All ETDs from UAB

Advisory Committee Chair

David Redden

Advisory Committee Members

Kathryn Burgio

Charles Katholi

Leslie McClure

Joshua Richman

Document Type

Dissertation

Date of Award

2012

Degree Name by School

Doctor of Philosophy (PhD) School of Public Health

Abstract

Generalized linear mixed models (GLMM) are among the commonly used statistical methods for the analyses of binary data from cluster randomized trials (CRT). GLMMs extend the linear mixed models to accommodate, among others, binary outcomes. The linear predictor of GLMMs contains fixed effects and random effects to model the correlation among responses in a cluster. These random effects are usually assumed to be normally distributed but this assumption may not hold in practice. Also, the cluster sizes may vary within a trial for several reasons including loss to follow-up. This variation in cluster sizes can result in unequal cluster sizes. Another assumption that we often come across during the planning of CRTs is that the treatment arm intraclass correlation coefficients (ICCs), which measure the degree of similarity among the members of a cluster, are equal. In the conduct of CRTs, ICCs are selected during the planning stage of the study and as a result the ICCs in all treatment arms are often assumed to be equal. However, that assumption may not hold in practice or at the end of a trial the ICCs may be found to be different. The fact that the random effects distribution is not guaranteed to be normal in practice and that variation in cluster sizes can occur coupled with fact that ICCs in all treatment arms are not always the same warrants an investigation of the violation of these assumptions. As a result, in this dissertation we will investigate, through a simulation study, the consequences of the violation of the distributional assumptions of the random effects for equal and unequal cluster sizes on GLMM analyses when the total number of clusters is small; Type I error, power and precision of ICC estimation will be examined. Also, an investigation into whether assuming equal ICCs in the treatment arms of a cluster randomized trial has an effect on the test of marginal proportions using generalized linear mixed models and generalized estimating equations(GEE) will be conducted through a simulation study.
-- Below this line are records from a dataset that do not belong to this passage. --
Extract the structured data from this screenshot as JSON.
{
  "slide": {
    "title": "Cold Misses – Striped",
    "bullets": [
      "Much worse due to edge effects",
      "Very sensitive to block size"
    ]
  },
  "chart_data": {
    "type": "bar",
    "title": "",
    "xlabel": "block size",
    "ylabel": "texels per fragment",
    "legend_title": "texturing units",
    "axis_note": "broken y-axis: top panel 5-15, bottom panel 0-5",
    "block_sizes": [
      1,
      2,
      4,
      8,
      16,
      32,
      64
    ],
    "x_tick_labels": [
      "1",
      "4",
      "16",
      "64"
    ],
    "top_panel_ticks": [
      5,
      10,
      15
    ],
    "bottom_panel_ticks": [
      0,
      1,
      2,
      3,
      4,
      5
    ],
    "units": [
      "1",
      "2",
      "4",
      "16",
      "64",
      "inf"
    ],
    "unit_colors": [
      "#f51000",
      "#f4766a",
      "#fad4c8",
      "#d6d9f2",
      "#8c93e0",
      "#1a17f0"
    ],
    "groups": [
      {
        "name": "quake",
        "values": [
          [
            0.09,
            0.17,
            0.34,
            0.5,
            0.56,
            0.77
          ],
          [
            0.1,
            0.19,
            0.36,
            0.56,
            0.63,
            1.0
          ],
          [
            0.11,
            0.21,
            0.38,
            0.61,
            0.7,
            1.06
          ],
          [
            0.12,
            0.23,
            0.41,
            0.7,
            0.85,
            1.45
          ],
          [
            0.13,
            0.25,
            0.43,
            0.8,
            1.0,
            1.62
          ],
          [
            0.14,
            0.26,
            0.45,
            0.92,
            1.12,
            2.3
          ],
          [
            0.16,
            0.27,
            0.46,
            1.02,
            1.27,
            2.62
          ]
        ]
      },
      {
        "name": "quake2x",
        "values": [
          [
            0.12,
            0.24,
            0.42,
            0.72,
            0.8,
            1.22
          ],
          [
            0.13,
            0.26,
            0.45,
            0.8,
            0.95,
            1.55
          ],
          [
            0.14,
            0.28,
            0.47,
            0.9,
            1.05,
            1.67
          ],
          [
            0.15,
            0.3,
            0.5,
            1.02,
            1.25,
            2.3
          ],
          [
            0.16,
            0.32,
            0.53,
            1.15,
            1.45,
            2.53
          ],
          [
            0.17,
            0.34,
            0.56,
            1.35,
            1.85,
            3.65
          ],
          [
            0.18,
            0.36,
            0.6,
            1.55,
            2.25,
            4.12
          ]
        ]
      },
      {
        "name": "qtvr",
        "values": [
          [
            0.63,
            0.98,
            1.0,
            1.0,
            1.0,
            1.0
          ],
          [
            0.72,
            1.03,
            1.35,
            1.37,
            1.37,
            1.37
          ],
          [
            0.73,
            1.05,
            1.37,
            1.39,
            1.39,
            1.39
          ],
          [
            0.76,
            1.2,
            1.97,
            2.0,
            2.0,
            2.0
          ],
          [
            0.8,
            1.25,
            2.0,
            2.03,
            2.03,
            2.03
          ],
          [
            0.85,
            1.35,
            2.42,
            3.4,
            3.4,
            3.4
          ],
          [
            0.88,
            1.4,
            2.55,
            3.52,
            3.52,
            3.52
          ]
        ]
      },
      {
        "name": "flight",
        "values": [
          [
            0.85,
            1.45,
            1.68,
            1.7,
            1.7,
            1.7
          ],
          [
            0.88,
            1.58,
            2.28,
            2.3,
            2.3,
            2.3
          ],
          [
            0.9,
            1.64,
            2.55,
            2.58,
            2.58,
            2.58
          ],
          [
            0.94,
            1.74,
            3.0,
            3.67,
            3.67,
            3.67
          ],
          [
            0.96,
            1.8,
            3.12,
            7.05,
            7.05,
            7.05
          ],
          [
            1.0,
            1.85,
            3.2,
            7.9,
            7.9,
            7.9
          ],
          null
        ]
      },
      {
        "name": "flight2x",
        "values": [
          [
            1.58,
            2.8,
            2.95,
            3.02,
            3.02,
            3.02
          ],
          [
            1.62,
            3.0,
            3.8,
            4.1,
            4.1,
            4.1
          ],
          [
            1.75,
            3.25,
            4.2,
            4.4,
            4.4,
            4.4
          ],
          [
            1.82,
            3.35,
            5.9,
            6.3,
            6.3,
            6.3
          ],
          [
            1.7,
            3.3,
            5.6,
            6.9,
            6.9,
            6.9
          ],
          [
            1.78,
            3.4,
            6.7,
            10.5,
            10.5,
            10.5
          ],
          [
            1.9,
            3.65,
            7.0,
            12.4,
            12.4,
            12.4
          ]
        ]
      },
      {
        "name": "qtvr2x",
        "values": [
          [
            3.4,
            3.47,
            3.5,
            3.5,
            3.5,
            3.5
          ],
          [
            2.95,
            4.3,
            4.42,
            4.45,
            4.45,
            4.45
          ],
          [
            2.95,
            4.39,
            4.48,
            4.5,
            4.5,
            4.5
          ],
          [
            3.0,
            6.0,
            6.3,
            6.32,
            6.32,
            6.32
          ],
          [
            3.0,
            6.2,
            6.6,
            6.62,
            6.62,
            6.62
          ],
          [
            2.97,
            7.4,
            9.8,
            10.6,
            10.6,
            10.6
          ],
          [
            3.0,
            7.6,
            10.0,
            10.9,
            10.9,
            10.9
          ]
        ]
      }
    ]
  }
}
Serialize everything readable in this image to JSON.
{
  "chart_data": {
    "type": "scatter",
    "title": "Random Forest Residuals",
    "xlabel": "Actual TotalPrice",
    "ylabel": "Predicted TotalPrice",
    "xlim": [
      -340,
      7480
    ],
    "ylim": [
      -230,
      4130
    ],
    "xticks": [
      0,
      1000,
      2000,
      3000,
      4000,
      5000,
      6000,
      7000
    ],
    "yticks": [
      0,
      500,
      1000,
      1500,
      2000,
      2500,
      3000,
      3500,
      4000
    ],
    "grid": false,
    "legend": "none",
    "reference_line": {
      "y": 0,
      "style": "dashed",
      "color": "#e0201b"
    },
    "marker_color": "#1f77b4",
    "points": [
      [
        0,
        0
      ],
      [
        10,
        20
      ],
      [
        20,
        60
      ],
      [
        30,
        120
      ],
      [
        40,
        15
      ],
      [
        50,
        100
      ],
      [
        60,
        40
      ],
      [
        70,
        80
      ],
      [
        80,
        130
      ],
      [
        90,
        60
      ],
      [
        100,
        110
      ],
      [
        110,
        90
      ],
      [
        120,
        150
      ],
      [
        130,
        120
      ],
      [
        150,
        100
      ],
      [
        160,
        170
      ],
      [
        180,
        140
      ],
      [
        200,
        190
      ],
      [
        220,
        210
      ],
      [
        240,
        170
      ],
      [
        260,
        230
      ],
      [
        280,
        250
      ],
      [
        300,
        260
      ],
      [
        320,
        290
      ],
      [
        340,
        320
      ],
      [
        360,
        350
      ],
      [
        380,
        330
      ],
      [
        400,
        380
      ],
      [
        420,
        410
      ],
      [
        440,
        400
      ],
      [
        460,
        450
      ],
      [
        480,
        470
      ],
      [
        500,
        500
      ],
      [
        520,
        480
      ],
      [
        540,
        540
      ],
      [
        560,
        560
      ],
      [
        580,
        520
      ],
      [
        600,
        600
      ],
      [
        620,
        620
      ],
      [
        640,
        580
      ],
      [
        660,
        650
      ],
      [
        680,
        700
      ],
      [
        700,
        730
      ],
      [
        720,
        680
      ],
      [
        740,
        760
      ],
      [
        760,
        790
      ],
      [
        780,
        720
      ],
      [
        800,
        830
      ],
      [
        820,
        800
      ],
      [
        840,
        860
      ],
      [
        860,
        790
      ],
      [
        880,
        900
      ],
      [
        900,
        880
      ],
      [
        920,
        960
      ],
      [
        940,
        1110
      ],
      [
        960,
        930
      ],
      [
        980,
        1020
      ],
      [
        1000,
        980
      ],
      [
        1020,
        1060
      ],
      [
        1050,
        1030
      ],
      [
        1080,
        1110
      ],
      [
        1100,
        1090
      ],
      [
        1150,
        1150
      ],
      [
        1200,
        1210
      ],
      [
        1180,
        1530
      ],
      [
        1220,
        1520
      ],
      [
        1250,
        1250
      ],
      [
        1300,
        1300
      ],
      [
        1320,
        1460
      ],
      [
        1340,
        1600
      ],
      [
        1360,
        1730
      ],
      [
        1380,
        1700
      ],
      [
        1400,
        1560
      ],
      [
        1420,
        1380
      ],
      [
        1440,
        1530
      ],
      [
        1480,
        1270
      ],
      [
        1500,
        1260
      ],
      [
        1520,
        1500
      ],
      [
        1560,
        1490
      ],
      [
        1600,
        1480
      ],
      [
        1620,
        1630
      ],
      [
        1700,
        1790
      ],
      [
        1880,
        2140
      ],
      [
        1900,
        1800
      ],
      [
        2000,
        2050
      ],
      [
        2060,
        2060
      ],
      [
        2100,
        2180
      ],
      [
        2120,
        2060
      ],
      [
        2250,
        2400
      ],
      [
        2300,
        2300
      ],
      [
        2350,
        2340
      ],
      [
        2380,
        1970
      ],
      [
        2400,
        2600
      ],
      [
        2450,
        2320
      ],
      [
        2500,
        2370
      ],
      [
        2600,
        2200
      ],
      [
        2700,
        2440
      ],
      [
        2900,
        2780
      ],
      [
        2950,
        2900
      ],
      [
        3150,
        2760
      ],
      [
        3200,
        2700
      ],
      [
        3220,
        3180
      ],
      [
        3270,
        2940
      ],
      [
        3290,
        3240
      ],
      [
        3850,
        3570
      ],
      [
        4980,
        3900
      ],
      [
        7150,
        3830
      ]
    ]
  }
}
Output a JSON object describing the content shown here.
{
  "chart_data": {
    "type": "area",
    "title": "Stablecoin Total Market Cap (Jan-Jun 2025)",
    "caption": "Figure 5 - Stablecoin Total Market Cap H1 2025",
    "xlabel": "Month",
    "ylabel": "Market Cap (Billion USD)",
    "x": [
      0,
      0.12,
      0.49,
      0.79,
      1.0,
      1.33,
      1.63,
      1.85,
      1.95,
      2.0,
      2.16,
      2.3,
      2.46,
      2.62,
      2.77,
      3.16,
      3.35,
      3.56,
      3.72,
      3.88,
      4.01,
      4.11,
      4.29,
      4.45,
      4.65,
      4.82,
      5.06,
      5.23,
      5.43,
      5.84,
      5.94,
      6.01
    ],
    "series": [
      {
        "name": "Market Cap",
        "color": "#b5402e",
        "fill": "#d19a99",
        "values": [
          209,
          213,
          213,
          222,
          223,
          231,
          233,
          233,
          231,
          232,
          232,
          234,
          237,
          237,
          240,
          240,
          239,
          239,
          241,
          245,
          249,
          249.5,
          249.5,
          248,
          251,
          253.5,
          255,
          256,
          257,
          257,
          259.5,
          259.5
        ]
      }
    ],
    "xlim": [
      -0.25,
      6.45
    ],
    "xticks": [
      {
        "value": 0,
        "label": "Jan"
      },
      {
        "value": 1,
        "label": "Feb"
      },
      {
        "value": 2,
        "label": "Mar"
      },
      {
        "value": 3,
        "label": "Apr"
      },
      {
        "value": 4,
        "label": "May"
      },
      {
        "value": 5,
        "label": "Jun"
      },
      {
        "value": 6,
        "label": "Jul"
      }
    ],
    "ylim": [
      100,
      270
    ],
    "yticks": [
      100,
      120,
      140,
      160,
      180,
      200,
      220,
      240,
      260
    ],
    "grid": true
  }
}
The study will look into the relationship between the results of a likelihood ratio test of the equality of ICCs of the two treatment arms in a CRT and the statistical properties, Type I error rates and power, of the test of marginal proportions using GLMM and GEE. Results from the two methods will be compared to determine whether either of them is more robust to a violation of the equality of ICCs assumption.